Quickie review: This memoir is rarely personal - he sticks to his years as Prime Minister, and aside from attributing his success to his lovely wife Aline, he doesn't often stray into more intimate territory. However, he does tackle some meaty political issues - his regrets about the referendum, how he melds his Catholicism with his liberal views on gay marriage, his anger toward his successor Paul Martin, his "discovery" of Stephane Dion, and whatever the hell happened with the sponsorship scandal. Personally, I was excited to crack open this book. I liked him from the day he was elected, and missed him from the day he retired. I love that he's not afraid to boast on the pages of this book. Sure he's arrogant, but he did a lot for our country, and he's not afraid to remind us of that. He takes credit where he feels credit is due. He is surprisingly soft on Castro, a bit cheeky about Clinton (ribbing the younger but chubbier former President), and delightfully caustic when it comes to Paul Martin. It kind of makes you wish that Chretien days were here again.

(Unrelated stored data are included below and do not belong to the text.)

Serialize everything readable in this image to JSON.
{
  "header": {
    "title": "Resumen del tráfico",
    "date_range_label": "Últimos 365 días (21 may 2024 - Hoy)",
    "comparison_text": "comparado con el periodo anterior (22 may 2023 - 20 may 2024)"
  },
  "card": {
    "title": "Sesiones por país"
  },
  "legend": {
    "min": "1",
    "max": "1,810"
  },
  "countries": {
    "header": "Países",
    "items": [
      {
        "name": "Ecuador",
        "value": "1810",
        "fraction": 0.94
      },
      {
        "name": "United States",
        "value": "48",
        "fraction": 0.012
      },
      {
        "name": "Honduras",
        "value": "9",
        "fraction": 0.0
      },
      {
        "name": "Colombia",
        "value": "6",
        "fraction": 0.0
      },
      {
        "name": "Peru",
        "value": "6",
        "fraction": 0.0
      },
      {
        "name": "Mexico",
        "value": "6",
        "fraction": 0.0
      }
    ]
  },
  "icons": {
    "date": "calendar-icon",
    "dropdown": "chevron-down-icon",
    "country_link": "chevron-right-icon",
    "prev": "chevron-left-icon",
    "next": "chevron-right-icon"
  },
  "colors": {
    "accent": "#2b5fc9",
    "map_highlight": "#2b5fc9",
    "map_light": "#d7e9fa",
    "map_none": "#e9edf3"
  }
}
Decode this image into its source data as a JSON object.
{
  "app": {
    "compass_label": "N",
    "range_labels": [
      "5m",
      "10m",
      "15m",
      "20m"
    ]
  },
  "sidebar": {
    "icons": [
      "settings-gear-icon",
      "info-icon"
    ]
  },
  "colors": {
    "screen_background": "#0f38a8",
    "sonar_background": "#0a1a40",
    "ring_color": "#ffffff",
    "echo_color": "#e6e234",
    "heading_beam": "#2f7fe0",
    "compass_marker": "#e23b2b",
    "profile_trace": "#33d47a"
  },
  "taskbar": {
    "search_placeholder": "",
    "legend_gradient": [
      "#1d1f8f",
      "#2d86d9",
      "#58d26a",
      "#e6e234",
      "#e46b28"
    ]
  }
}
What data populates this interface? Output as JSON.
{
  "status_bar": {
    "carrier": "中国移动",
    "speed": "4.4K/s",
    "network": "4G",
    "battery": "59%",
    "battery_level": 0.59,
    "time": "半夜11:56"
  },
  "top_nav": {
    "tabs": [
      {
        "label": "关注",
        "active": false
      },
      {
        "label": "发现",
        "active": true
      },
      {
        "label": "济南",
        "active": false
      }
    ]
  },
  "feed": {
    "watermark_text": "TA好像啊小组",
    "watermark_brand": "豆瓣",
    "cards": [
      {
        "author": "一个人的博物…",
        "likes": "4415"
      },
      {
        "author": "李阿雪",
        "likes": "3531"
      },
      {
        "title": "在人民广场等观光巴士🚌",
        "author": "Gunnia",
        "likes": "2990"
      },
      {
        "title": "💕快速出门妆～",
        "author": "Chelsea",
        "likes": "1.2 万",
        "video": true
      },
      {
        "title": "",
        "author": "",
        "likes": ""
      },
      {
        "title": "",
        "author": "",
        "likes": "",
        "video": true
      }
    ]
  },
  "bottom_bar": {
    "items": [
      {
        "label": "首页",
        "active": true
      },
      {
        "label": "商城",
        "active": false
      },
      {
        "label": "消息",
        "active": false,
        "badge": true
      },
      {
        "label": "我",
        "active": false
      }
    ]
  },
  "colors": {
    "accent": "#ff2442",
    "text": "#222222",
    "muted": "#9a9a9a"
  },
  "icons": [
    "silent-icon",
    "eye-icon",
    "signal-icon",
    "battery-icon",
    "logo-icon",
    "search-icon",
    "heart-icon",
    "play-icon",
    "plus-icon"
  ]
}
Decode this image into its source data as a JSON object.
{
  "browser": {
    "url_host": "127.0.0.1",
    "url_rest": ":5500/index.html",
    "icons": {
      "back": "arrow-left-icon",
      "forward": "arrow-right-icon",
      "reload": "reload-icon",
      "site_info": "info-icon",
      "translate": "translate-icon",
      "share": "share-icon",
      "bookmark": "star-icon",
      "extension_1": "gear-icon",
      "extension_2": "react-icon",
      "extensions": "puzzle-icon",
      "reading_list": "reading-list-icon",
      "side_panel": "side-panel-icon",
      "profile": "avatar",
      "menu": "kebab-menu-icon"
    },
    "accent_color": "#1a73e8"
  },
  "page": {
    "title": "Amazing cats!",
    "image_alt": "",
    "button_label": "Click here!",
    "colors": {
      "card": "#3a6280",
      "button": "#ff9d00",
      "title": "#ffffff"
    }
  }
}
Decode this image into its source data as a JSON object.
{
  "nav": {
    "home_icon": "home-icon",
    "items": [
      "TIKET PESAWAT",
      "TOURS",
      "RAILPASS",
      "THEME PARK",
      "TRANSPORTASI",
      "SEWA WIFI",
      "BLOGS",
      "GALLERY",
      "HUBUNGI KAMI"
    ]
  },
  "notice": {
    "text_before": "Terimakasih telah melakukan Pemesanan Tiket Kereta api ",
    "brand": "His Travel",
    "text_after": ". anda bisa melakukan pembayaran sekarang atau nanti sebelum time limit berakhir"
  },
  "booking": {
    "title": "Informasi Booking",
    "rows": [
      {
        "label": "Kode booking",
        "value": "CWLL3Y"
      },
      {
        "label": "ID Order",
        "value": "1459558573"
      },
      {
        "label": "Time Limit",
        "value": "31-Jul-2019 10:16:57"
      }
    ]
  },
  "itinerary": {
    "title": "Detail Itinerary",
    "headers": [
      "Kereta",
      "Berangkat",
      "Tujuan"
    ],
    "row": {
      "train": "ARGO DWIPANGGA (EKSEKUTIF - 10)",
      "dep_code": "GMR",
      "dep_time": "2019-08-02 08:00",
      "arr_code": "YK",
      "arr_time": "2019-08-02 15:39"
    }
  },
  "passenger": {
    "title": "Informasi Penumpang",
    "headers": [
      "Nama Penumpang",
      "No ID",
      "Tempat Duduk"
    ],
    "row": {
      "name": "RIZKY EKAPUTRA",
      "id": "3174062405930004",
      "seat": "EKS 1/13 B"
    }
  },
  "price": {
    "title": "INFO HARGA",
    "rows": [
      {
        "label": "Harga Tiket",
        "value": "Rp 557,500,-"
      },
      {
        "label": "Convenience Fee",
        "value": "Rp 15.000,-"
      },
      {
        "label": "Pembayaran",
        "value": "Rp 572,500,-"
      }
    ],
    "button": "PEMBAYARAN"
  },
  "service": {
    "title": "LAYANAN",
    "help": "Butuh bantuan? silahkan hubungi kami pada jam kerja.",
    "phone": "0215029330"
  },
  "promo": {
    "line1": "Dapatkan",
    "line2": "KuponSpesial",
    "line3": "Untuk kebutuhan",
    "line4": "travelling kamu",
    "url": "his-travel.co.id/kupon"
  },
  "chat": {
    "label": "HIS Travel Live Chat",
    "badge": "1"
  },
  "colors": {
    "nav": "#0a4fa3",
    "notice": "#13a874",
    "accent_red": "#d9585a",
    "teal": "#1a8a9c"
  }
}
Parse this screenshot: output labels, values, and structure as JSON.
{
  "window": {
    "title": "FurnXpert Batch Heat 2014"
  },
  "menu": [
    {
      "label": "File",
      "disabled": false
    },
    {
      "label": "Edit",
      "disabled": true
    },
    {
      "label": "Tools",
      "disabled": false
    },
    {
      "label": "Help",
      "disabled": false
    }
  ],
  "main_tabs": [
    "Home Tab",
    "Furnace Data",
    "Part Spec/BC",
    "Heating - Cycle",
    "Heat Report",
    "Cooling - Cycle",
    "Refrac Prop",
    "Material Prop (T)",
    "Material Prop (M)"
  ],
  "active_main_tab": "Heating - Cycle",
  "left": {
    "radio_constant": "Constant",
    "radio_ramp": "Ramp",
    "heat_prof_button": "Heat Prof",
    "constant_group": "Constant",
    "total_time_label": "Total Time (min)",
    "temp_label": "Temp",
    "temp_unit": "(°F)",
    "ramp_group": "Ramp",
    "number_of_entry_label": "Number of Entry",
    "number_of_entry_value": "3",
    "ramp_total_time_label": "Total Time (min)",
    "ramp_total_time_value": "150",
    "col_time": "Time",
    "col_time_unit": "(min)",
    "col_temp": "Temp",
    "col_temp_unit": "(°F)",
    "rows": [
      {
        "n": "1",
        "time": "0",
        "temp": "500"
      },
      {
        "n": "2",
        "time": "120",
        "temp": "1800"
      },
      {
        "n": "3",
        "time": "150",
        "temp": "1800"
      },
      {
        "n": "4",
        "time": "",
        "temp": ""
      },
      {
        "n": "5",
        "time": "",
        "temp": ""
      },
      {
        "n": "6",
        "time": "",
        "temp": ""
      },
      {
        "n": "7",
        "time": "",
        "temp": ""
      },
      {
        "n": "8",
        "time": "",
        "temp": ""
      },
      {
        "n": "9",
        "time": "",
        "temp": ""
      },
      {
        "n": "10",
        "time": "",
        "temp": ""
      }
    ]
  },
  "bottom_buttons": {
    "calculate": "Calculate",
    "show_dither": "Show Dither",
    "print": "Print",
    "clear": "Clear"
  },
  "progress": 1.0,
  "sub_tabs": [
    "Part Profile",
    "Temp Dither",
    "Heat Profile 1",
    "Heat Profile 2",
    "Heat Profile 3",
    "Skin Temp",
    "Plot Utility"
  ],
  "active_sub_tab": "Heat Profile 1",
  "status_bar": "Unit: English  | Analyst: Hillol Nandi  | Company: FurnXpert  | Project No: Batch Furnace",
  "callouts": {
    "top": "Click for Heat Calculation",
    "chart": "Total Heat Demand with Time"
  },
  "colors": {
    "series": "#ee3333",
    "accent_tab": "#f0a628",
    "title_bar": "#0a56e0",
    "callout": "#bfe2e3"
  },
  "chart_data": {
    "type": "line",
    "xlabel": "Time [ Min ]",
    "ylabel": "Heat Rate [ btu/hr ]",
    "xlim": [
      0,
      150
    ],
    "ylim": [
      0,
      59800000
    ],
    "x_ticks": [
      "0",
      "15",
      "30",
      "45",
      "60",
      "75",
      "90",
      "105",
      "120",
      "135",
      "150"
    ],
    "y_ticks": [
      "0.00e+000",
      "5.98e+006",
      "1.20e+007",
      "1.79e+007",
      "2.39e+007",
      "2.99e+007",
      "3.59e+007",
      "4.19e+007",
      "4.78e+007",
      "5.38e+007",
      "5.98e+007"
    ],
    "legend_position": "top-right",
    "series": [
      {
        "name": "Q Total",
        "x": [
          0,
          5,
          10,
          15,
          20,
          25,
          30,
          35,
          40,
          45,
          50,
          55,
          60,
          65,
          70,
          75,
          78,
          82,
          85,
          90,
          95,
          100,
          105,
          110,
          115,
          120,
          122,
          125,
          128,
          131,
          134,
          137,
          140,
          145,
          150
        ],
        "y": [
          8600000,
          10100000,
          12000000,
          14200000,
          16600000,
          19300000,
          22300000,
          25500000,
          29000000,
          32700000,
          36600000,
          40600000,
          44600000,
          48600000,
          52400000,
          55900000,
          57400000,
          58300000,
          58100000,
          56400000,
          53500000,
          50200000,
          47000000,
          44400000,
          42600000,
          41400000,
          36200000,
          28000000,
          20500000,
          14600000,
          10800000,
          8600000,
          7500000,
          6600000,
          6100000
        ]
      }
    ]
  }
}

Quickie Recommendation: You get the sense that Chretien knows that history will give him the respect he deserves, so in this book he indulges himself, sets the record straight on the things that mattered to him. It's always fascinating to hear the other side of the story.

Wednesday, December 5, 2007

The Child In Time


Quickie recap: Stephen loses his daughter in a supermarket. He and his wife separate in their grief. He is haunted by his missing child - looks for her in the faces of passing kids, is constantly surrounded by teases of other childhoods and can never really let go.
Quickie review: McEwan is the man. He wrote this one sentence about a dog taking a shit and I swear to god, you could fall in love with him just like that. He's so facile. He should write all the books!
Okay. Maybe not. Poor guy needs a break. And it's great to hear other voices. But he really is that good.
Quickie recommendation: Yes yes yes.

Look At Me

by Jennifer Egan.

Quickie recap: What makes a person visible? Your face? Your identity? Seeing yourself through others? Leaving a mark? How do you become invisible?

Wow. This is cryptic.

Quickie review: Good stuff. Surprisingly good, probably because more than one character is going through an existential crisis, but they connect in vague but interesting ways. I liked this book. I felt a connection to the characters, and not just because of the pseudo-blog component. It was engaging and thinky. I like thinky.

Quickie recommendation: Yeehaw.


**Check it out at the Book Lounge!





Monday, December 3, 2007

Main Street


by Sinclair Lewis.

Quickie recap: Carol is a big-city girl who marries a small-town doctor. She is gung-ho to take on his backwards town and revolutionize it but the citizens repel her so she has to go outside her social class to even find friends.

Quickie review: It's kind of funny how the same archetypes exist even a hundred years later. Actually, it's not kind of funny - it IS a funny, satirical, sometimes biting book - surprisingly funny, at times. And if you've ever lived in a small town, you recognize the shops, the citizens, the complaints. It's all very familiar and very wisely put.

Quickie recommendation: Props to my man Sinclair.